A total of 522 patients were included in the analysis, comprising 273 patients with a DPP4i prescription who were selected as cases and 249 patients without DPP4i prescription who were assigned as controls. Median follow-up duration for DPP4i users and nonusers was 2.2 years and 3.4 years, respectively. At baseline, the mean glycated hemoglobin levels for DPP4i users and nonusers were 8.1% and 8.3%, respectively. Among patients with DPP4i prescriptions, there was no reduction in composite primary renal outcome, with a crude hazard ratio (HR) of 1.50 (95% confidence interval [CI], 0.95 to 2.36). Similar results were observed for the risk of persistent eGFR <15 mL/min/1.73 m, with a HR of 1.68 (95% CI, 0.90 to 3.13), doubling of serum creatinine level, with a HR of 1.05 (95% CI, 0.15 to 7.45), and end-stage renal disease, with a HR of 0.87 (95% CI, 0.14 to 5.19).
DPP4i prescription did not reduce the risk of composite renal endpoints in DKD patients.
BMI = body mass index; CI = confidence interval; CVOT = cardiovascular outcomes trial; DPP4i = dipeptidyl-peptidase 4 inhibitor; DKD = diabetic kidney disease; eGFR = estimated glomerular filtration rate; ESRD = end-stage renal disease; HbA1c = glycated hemoglobin; HR = hazard ratio; SGLT2i = sodium-glucose cotransporter 2 inhibitor; T2D = type 2 diabetes; UACR = urine albumin to creatinine ratio.
二肽基肽酶 4 抑制剂(DPP4i)在晚期糖尿病肾病(DKD)中的疗效尚不清楚。我们研究了 DPP4i 是否能为 DKD 患者带来肾脏保护益处。
我们在 2012 年至 2018 年间进行了一项回顾性队列研究,纳入了估算肾小球滤过率(eGFR)在 30 至 90ml/min/1.73m2 之间且尿白蛋白与肌酐比值在 300 至 5000mg/g 之间的 2 型糖尿病患者。选择有 DPP4i 处方的患者作为病例,无 DPP4i 处方的患者作为对照。我们对这些患者进行随访,直至出现复合主要肾脏终点,即最早出现临床肾脏结局。

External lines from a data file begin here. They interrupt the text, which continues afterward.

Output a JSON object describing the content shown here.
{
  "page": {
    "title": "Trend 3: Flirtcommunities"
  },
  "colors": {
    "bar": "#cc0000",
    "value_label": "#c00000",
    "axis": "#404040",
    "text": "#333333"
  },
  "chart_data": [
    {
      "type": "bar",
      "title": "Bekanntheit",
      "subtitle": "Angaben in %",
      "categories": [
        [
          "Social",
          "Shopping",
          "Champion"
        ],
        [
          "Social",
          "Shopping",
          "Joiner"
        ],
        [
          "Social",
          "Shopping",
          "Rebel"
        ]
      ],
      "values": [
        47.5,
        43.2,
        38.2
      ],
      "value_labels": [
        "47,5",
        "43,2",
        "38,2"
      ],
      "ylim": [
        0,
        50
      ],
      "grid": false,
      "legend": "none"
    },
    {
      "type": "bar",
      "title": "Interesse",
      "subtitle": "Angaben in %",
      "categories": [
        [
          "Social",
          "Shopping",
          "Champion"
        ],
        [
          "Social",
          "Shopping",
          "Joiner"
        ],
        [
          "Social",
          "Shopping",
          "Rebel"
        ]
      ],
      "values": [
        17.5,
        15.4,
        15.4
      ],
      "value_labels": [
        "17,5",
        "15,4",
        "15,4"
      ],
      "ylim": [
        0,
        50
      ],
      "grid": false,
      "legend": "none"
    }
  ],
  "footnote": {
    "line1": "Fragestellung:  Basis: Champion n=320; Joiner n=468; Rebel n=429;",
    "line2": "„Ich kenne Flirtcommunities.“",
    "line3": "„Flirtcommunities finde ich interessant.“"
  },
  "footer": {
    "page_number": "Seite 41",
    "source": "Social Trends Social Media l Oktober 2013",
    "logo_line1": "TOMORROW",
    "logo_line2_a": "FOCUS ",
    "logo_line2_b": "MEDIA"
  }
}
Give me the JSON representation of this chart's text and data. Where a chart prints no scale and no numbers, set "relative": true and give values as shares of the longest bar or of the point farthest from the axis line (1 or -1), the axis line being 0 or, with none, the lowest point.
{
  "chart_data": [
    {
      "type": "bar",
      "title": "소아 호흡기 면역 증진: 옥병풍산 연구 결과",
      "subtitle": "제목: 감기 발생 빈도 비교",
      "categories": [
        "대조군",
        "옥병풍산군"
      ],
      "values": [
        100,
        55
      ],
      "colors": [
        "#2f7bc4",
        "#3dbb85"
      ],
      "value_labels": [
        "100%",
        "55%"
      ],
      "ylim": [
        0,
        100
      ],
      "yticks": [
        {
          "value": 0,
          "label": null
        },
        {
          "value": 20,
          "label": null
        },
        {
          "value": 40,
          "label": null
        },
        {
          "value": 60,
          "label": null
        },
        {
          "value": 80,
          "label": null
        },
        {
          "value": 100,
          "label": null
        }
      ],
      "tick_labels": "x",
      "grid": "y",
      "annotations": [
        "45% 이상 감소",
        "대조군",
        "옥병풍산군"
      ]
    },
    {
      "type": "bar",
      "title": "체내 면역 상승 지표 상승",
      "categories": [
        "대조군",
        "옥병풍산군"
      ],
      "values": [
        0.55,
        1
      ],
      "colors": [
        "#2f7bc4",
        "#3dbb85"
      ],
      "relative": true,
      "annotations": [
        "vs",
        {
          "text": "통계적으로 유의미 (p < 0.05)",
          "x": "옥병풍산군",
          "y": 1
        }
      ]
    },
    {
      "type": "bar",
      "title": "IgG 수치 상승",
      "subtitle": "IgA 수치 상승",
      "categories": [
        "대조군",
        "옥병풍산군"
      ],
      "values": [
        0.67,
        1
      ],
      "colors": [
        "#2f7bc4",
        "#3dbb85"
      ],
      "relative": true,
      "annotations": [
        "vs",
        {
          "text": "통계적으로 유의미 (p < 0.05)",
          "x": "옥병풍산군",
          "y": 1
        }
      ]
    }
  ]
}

共纳入 522 例患者,其中 273 例有 DPP4i 处方的患者作为病例,249 例无 DPP4i 处方的患者作为对照。DPP4i 使用者和非使用者的中位随访时间分别为 2.2 年和 3.4 年。在基线时,DPP4i 使用者和非使用者的糖化血红蛋白水平分别为 8.1%和 8.3%。在有 DPP4i 处方的患者中,复合主要肾脏结局没有减少,粗危险比(HR)为 1.50(95%置信区间[CI],0.95 至 2.36)。持续性 eGFR<15ml/min/1.73m2 的风险也没有降低,HR 为 1.68(95%CI,0.90 至 3.13),血清肌酐水平翻倍的 HR 为 1.05(95%CI,0.15 至 7.45),终末期肾病的 HR 为 0.87(95%CI,0.14 至 5.19)。
DPP4i 处方并不能降低 DKD 患者复合肾脏终点的风险。